I Love Kent, and I go days really wondering why. The traffic coming down from the East Hill on Smith or James in the morning leaves me questioning.

I Love Kent, and I go days really wondering why. The traffic coming down from the East Hill on Smith or James in the morning leaves me questioning.

Coming home in the evening past ShoWare Center is exasperating, but then comes the railroad tracks, and the river, with all those big bags of sand that belong at the beach, or the golf course. Then the rain coming down in wind blown flurries, every drop seems to have invited a friend or more to drop on our already wet heads.

I know, some of you who pride yourself in seeing the glass half full will contradict me, “but remember the mountains and the river and the green grass of summer,” YEAH, but we have to wait for that, and I want to complain, NOW.

Then I attend a “Preview to 2010 Legislative Session” breakfast sponsored by the South Sound Chambers of Commerce Legislative Coalition meeting at Emerald Downs.
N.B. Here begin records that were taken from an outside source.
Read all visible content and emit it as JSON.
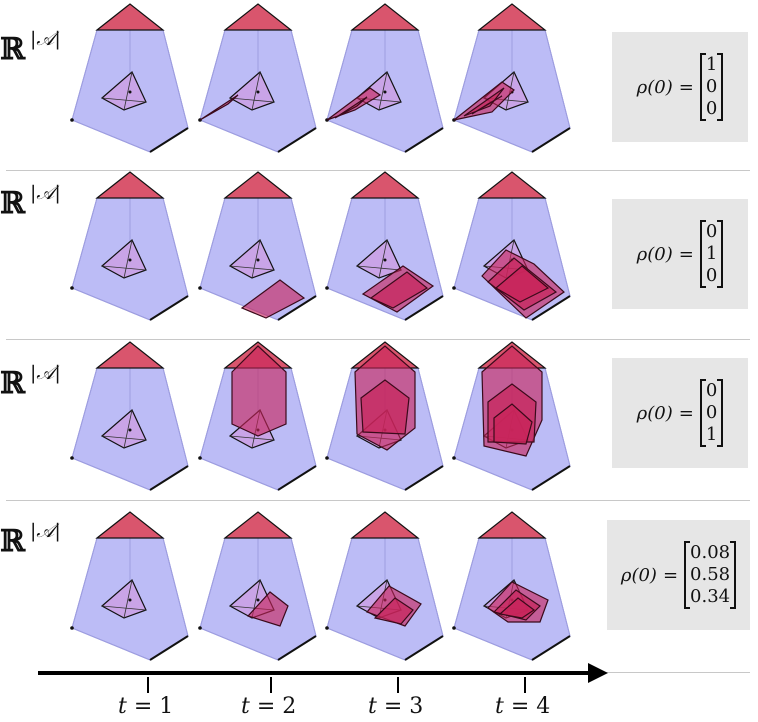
{
  "row_label": {
    "base": "ℝ",
    "superscript": "|𝒜|"
  },
  "rows": [
    {
      "rho_label": "ρ(0)",
      "equals": "=",
      "vector": [
        "1",
        "0",
        "0"
      ],
      "regions": [
        "none",
        "wedge-left",
        "wedge-left-2",
        "wedge-left-3"
      ]
    },
    {
      "rho_label": "ρ(0)",
      "equals": "=",
      "vector": [
        "0",
        "1",
        "0"
      ],
      "regions": [
        "none",
        "slab-right",
        "slab-right-2",
        "slab-right-3"
      ]
    },
    {
      "rho_label": "ρ(0)",
      "equals": "=",
      "vector": [
        "0",
        "0",
        "1"
      ],
      "regions": [
        "none",
        "column-up",
        "column-up-2",
        "column-up-3"
      ]
    },
    {
      "rho_label": "ρ(0)",
      "equals": "=",
      "vector": [
        "0.08",
        "0.58",
        "0.34"
      ],
      "regions": [
        "none",
        "mixed",
        "mixed-2",
        "mixed-3"
      ]
    }
  ],
  "time_axis": {
    "variable": "t",
    "equals": "=",
    "ticks": [
      "1",
      "2",
      "3",
      "4"
    ]
  },
  "colors": {
    "pyramid_fill": "#b8b8f6",
    "pyramid_edge": "#8f8fd8",
    "cap_fill": "#d9556d",
    "region_fill": "#c8245a",
    "simplex_fill": "#c9a2e6",
    "box_bg": "#e6e6e6"
  }
}
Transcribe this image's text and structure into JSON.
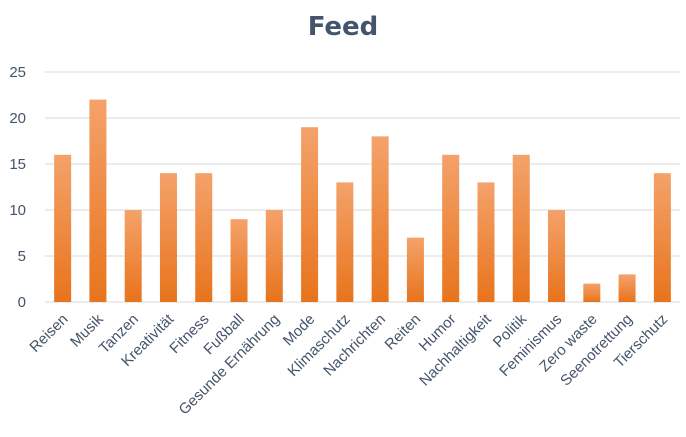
{
  "chart_data": {
    "type": "bar",
    "title": "Feed",
    "categories": [
      "Reisen",
      "Musik",
      "Tanzen",
      "Kreativität",
      "Fitness",
      "Fußball",
      "Gesunde Ernährung",
      "Mode",
      "Klimaschutz",
      "Nachrichten",
      "Reiten",
      "Humor",
      "Nachhaltigkeit",
      "Politik",
      "Feminismus",
      "Zero waste",
      "Seenotrettung",
      "Tierschutz"
    ],
    "values": [
      16,
      22,
      10,
      14,
      14,
      9,
      10,
      19,
      13,
      18,
      7,
      16,
      13,
      16,
      10,
      2,
      3,
      14
    ],
    "y_ticks": [
      "0",
      "5",
      "10",
      "15",
      "20",
      "25"
    ],
    "ylim": [
      0,
      25
    ],
    "xlabel": "",
    "ylabel": "",
    "grid": true,
    "legend": "none",
    "colors": {
      "bar_top": "#f4a26b",
      "bar_bottom": "#e8741c",
      "title": "#44546a",
      "axis_text": "#44546a",
      "grid": "#d9d9d9"
    }
  }
}
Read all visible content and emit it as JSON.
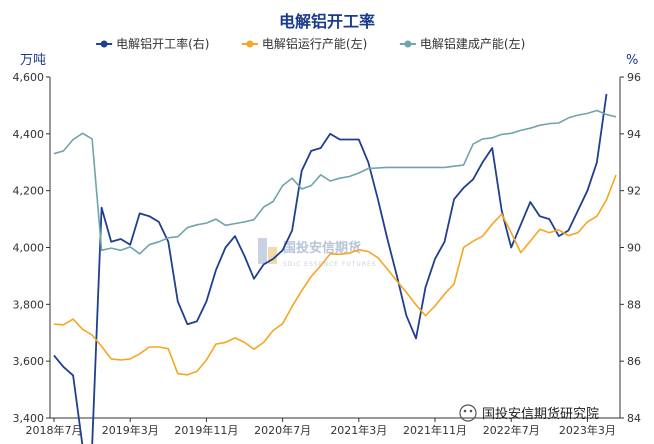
{
  "chart_data": {
    "type": "line",
    "title": "电解铝开工率",
    "left_unit": "万吨",
    "right_unit": "%",
    "categories": [
      "2018年7月",
      "2019年3月",
      "2019年11月",
      "2020年7月",
      "2021年3月",
      "2021年11月",
      "2022年7月",
      "2023年3月"
    ],
    "y_left_range": [
      3400,
      4600
    ],
    "y_left_ticks": [
      "3,400",
      "3,600",
      "3,800",
      "4,000",
      "4,200",
      "4,400",
      "4,600"
    ],
    "y_right_range": [
      84,
      96
    ],
    "y_right_ticks": [
      "84",
      "86",
      "88",
      "90",
      "92",
      "94",
      "96"
    ],
    "x_range": [
      0,
      59
    ],
    "series": [
      {
        "name": "电解铝开工率(右)",
        "axis": "right",
        "color": "#1f3f8f",
        "x": [
          0,
          1,
          2,
          3,
          4,
          5,
          6,
          7,
          8,
          9,
          10,
          11,
          12,
          13,
          14,
          15,
          16,
          17,
          18,
          19,
          20,
          21,
          22,
          23,
          24,
          25,
          26,
          27,
          28,
          29,
          30,
          31,
          32,
          33,
          34,
          35,
          36,
          37,
          38,
          39,
          40,
          41,
          42,
          43,
          44,
          45,
          46,
          47,
          48,
          49,
          50,
          51,
          52,
          53,
          54,
          55,
          56,
          57,
          58,
          59
        ],
        "values": [
          86.2,
          85.8,
          85.5,
          83.0,
          83.0,
          91.4,
          90.2,
          90.3,
          90.1,
          91.2,
          91.1,
          90.9,
          90.2,
          88.1,
          87.3,
          87.4,
          88.1,
          89.2,
          90.0,
          90.4,
          89.7,
          88.9,
          89.4,
          89.6,
          89.9,
          90.6,
          92.7,
          93.4,
          93.5,
          94.0,
          93.8,
          93.8,
          93.8,
          93.0,
          91.7,
          90.3,
          89.0,
          87.6,
          86.8,
          88.6,
          89.6,
          90.2,
          91.7,
          92.1,
          92.4,
          93.0,
          93.5,
          91.3,
          90.0,
          90.8,
          91.6,
          91.1,
          91.0,
          90.4,
          90.6,
          91.3,
          92.0,
          93.0,
          95.4,
          null
        ],
        "width": 1.8
      },
      {
        "name": "电解铝运行产能(左)",
        "axis": "left",
        "color": "#f5a623",
        "x": [
          0,
          1,
          2,
          3,
          4,
          5,
          6,
          7,
          8,
          9,
          10,
          11,
          12,
          13,
          14,
          15,
          16,
          17,
          18,
          19,
          20,
          21,
          22,
          23,
          24,
          25,
          26,
          27,
          28,
          29,
          30,
          31,
          32,
          33,
          34,
          35,
          36,
          37,
          38,
          39,
          40,
          41,
          42,
          43,
          44,
          45,
          46,
          47,
          48,
          49,
          50,
          51,
          52,
          53,
          54,
          55,
          56,
          57,
          58,
          59
        ],
        "values": [
          3730,
          3728,
          3748,
          3712,
          3692,
          3652,
          3608,
          3604,
          3608,
          3626,
          3650,
          3650,
          3644,
          3556,
          3552,
          3564,
          3604,
          3660,
          3666,
          3682,
          3666,
          3642,
          3666,
          3708,
          3732,
          3792,
          3848,
          3898,
          3936,
          3978,
          3976,
          3980,
          3992,
          3986,
          3964,
          3924,
          3882,
          3842,
          3798,
          3760,
          3794,
          3836,
          3872,
          4000,
          4022,
          4040,
          4082,
          4118,
          4052,
          3982,
          4022,
          4064,
          4052,
          4062,
          4042,
          4052,
          4090,
          4110,
          4168,
          4255
        ],
        "width": 1.6
      },
      {
        "name": "电解铝建成产能(左)",
        "axis": "left",
        "color": "#6fa5aa",
        "x": [
          0,
          1,
          2,
          3,
          4,
          5,
          6,
          7,
          8,
          9,
          10,
          11,
          12,
          13,
          14,
          15,
          16,
          17,
          18,
          19,
          20,
          21,
          22,
          23,
          24,
          25,
          26,
          27,
          28,
          29,
          30,
          31,
          32,
          33,
          34,
          35,
          36,
          37,
          38,
          39,
          40,
          41,
          42,
          43,
          44,
          45,
          46,
          47,
          48,
          49,
          50,
          51,
          52,
          53,
          54,
          55,
          56,
          57,
          58,
          59
        ],
        "values": [
          4330,
          4340,
          4380,
          4402,
          4382,
          3990,
          3998,
          3990,
          4002,
          3978,
          4010,
          4020,
          4034,
          4038,
          4070,
          4080,
          4086,
          4100,
          4078,
          4084,
          4090,
          4098,
          4142,
          4162,
          4218,
          4244,
          4206,
          4218,
          4256,
          4234,
          4244,
          4250,
          4262,
          4278,
          4280,
          4282,
          4282,
          4282,
          4282,
          4282,
          4282,
          4282,
          4286,
          4290,
          4364,
          4382,
          4386,
          4398,
          4402,
          4412,
          4420,
          4430,
          4436,
          4438,
          4456,
          4466,
          4472,
          4482,
          4468,
          4460
        ],
        "width": 1.6
      }
    ],
    "legend_position": "top",
    "grid": false
  },
  "watermark": {
    "text": "国投安信期货",
    "sub": "SDIC ESSENCE FUTURES"
  },
  "brand": "国投安信期货研究院"
}
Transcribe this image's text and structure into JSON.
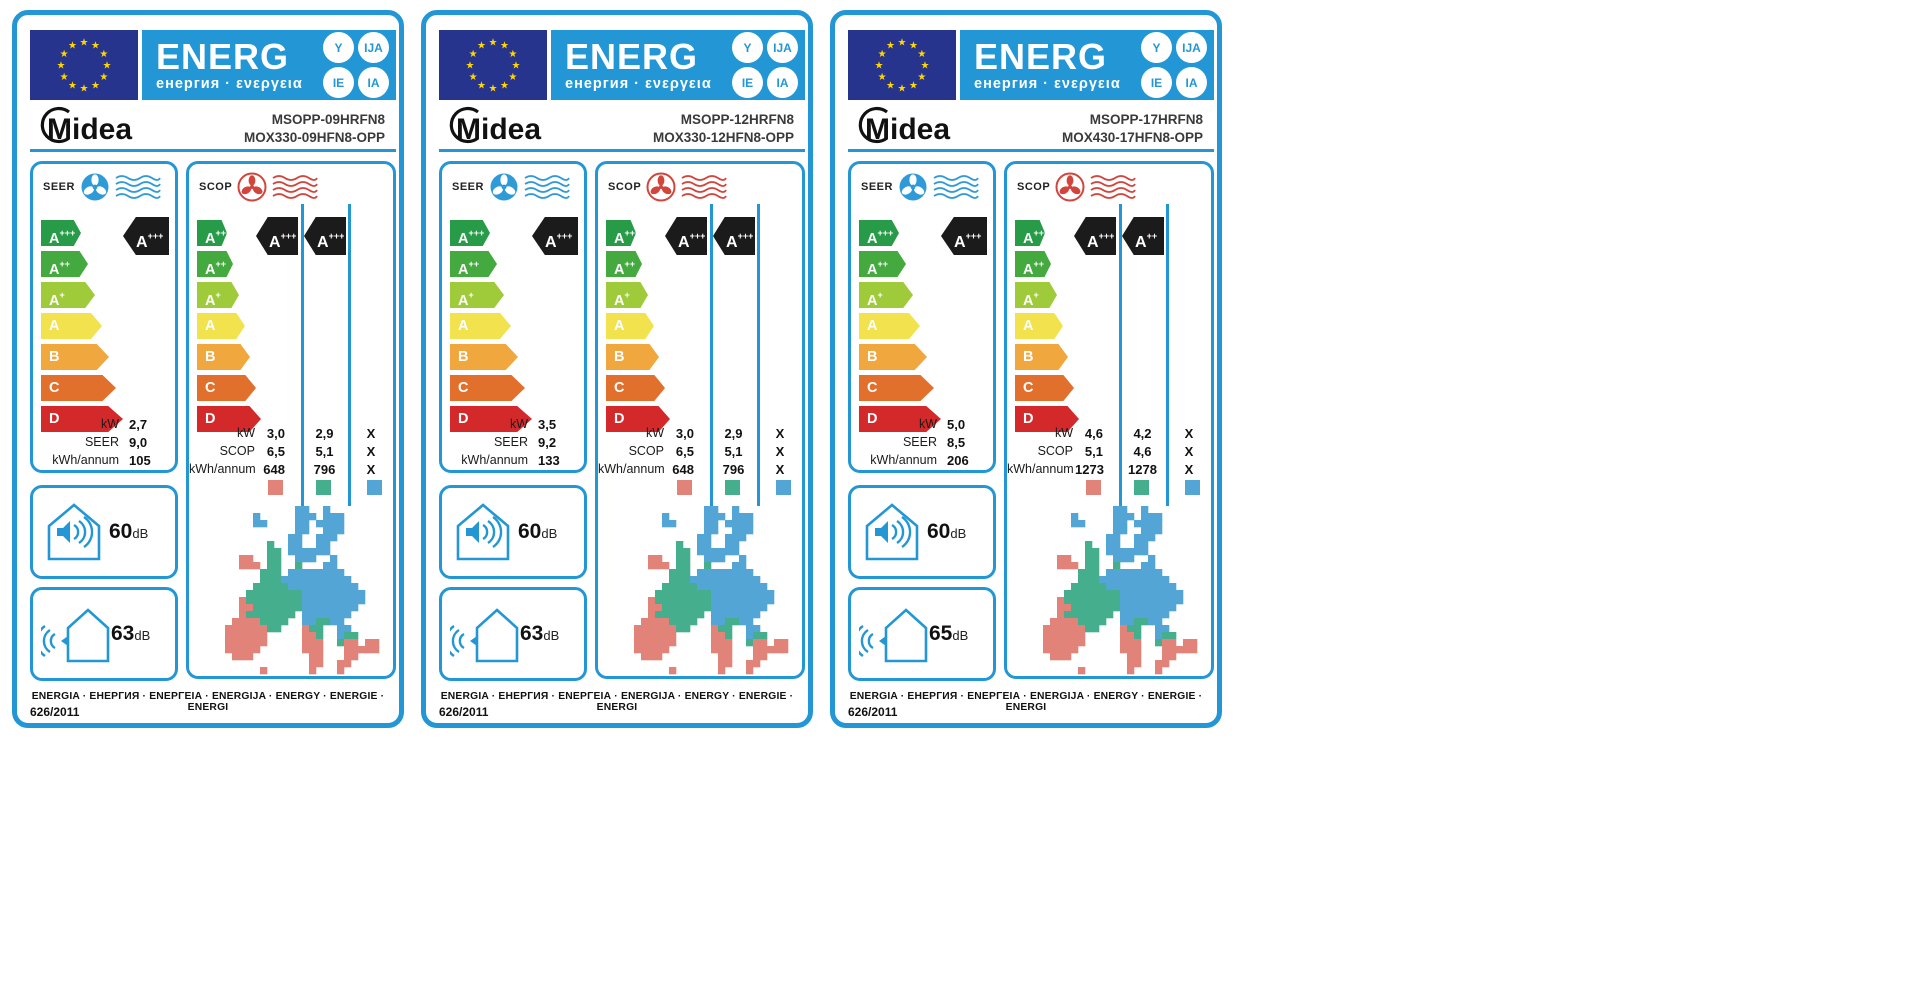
{
  "doc": {
    "kind": "EU energy labels for air conditioners"
  },
  "colors": {
    "accent": "#2397d5",
    "flag_bg": "#27348e",
    "star": "#ffd500",
    "rating_arrow": "#1b1b1b",
    "zones": {
      "warm": "#e2837a",
      "average": "#45ae8c",
      "cold": "#53a5d5"
    }
  },
  "header": {
    "word": "ENERG",
    "subtitle": "енергия · ενεργεια",
    "circles": [
      "Y",
      "IJA",
      "IE",
      "IA"
    ]
  },
  "brand": "Midea",
  "scale": {
    "classes": [
      {
        "label": "A+++",
        "color": "#279b48"
      },
      {
        "label": "A++",
        "color": "#44a93e"
      },
      {
        "label": "A+",
        "color": "#9fcb3b"
      },
      {
        "label": "A",
        "color": "#f2e24e"
      },
      {
        "label": "B",
        "color": "#efa73e"
      },
      {
        "label": "C",
        "color": "#e2702d"
      },
      {
        "label": "D",
        "color": "#d4292b"
      }
    ]
  },
  "row_labels": {
    "power": "kW",
    "seer": "SEER",
    "scop": "SCOP",
    "annual": "kWh/annum"
  },
  "section_titles": {
    "cooling": "SEER",
    "heating": "SCOP"
  },
  "noise_unit": "dB",
  "footer": {
    "languages": "ENERGIA · ЕНЕРГИЯ · ΕΝΕΡΓΕΙΑ · ENERGIJA · ENERGY · ENERGIE · ENERGI",
    "regulation": "626/2011"
  },
  "map_grid": [
    "..........bb..b.......",
    "....b.....bbb.bbb.....",
    "....bb....bb.bbbb.....",
    "..........bb..bbb.....",
    ".........bb..bbb......",
    "......g..bb..bb.......",
    "......gg.bbbbbb.......",
    "..rr..gg..bbb..b......",
    "..rrr.gg..g...bb......",
    ".....ggg.bbbbbbbb.....",
    ".....gggbbbbbbbbbb....",
    "....gggggbbbbbbbbbb...",
    "...ggggggggbbbbbbbbb..",
    "..rggggggggbbbbbbbbb..",
    "..rrgggggggbbbbbbbb...",
    "..rggggggg.bbbbbbb....",
    ".rrrrgggg..bbggbb.....",
    "rrrrrrgg...rgg..bb....",
    "rrrrrr.....rrg..bgg...",
    "rrrrrr.....rrr..grr.rr",
    "rrrrr......rrr...rrrrr",
    ".rrr........rr...rr...",
    "............rr..rr....",
    ".....r......r...r.....",
    "......................"
  ],
  "labels": [
    {
      "model_line1": "MSOPP-09HRFN8",
      "model_line2": "MOX330-09HFN8-OPP",
      "seer": {
        "rating": "A+++",
        "kw": "2,7",
        "value": "9,0",
        "annual": "105"
      },
      "scop": {
        "warm": {
          "rating": "A+++",
          "kw": "3,0",
          "value": "6,5",
          "annual": "648"
        },
        "average": {
          "rating": "A+++",
          "kw": "2,9",
          "value": "5,1",
          "annual": "796"
        },
        "cold": {
          "rating": "",
          "kw": "X",
          "value": "X",
          "annual": "X"
        }
      },
      "noise": {
        "indoor": "60",
        "outdoor": "63"
      }
    },
    {
      "model_line1": "MSOPP-12HRFN8",
      "model_line2": "MOX330-12HFN8-OPP",
      "seer": {
        "rating": "A+++",
        "kw": "3,5",
        "value": "9,2",
        "annual": "133"
      },
      "scop": {
        "warm": {
          "rating": "A+++",
          "kw": "3,0",
          "value": "6,5",
          "annual": "648"
        },
        "average": {
          "rating": "A+++",
          "kw": "2,9",
          "value": "5,1",
          "annual": "796"
        },
        "cold": {
          "rating": "",
          "kw": "X",
          "value": "X",
          "annual": "X"
        }
      },
      "noise": {
        "indoor": "60",
        "outdoor": "63"
      }
    },
    {
      "model_line1": "MSOPP-17HRFN8",
      "model_line2": "MOX430-17HFN8-OPP",
      "seer": {
        "rating": "A+++",
        "kw": "5,0",
        "value": "8,5",
        "annual": "206"
      },
      "scop": {
        "warm": {
          "rating": "A+++",
          "kw": "4,6",
          "value": "5,1",
          "annual": "1273"
        },
        "average": {
          "rating": "A++",
          "kw": "4,2",
          "value": "4,6",
          "annual": "1278"
        },
        "cold": {
          "rating": "",
          "kw": "X",
          "value": "X",
          "annual": "X"
        }
      },
      "noise": {
        "indoor": "60",
        "outdoor": "65"
      }
    }
  ]
}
And it all floods back to me, and I know why I LOVE KENT.

It’s the people, the leaders in our community who care so very much. The property manager in a little office in Kent who calls himself a grouch, because he tells it like it is. “Large building owners should pay a little more for dam repair because they have so much to lose. It’s like a leaking roof in his business that will drive the tenant out if it’s not fixed. The dam people have to step up and fulfill their promises that they gave my father in the ’50s, that the valley, with this dam, will never flood again.”

And the chamber of commerce people from all over the South End of Seattle represented by droves of people from their prospective areas of the map. They came from Renton in the North and as far South as Enumclaw, filling the seats with people interested in our combined economy and fixing things for their people. Chambers of commerce from every city in and on the edge of our valley, as well as colleges and big and small businesses and the Kent School District were represented.

While you were trying to stay employed, they were trying as hard as they could to keep you employed.

Our own Kent chamber brought staff plus, as did our Kent City government. Much was said by those who were in meetings throughout the year, of attendance by politicians and legislators concerned about the flood and other issues that are plaguing our valley. One speaker likened Mayor Cooke to New York Mayor Giuliani who, after the 9/11 attack took up the leadership and made things happen, putting the people first. He said that she is always at the meetings and always holding up the interests of the people of Kent like a flag bearer.

“When all legislators should be there, Mayor Cooke always is there,” he said.

So as I drove back to my office contemplating all that I heard and saw, the flashing of blue lights loomed in my rear window as the car behind me was pulled over, I drove past our Kent City Hall, through our historic district across the railroad tracks and up Smith Hill, in the rain and wind, under dark late morning clouds, and I knew: It’s the people. The well-dressed person who heard the registration lady whisper, “I’m sorry Sir, your card was declined; the other guy who had his hair blown just like mine, and all the important people with the same rain on their heads, who care about us, and work hard at making it better for us, and they are just like us.

That’s it! That’s why I love Kent. It’s all of us, and we were all represented together in this big valley, to make it safer and more commute-accessible and property-protected, so we can enjoy this rainy beautiful place we call home, with the people of Kent.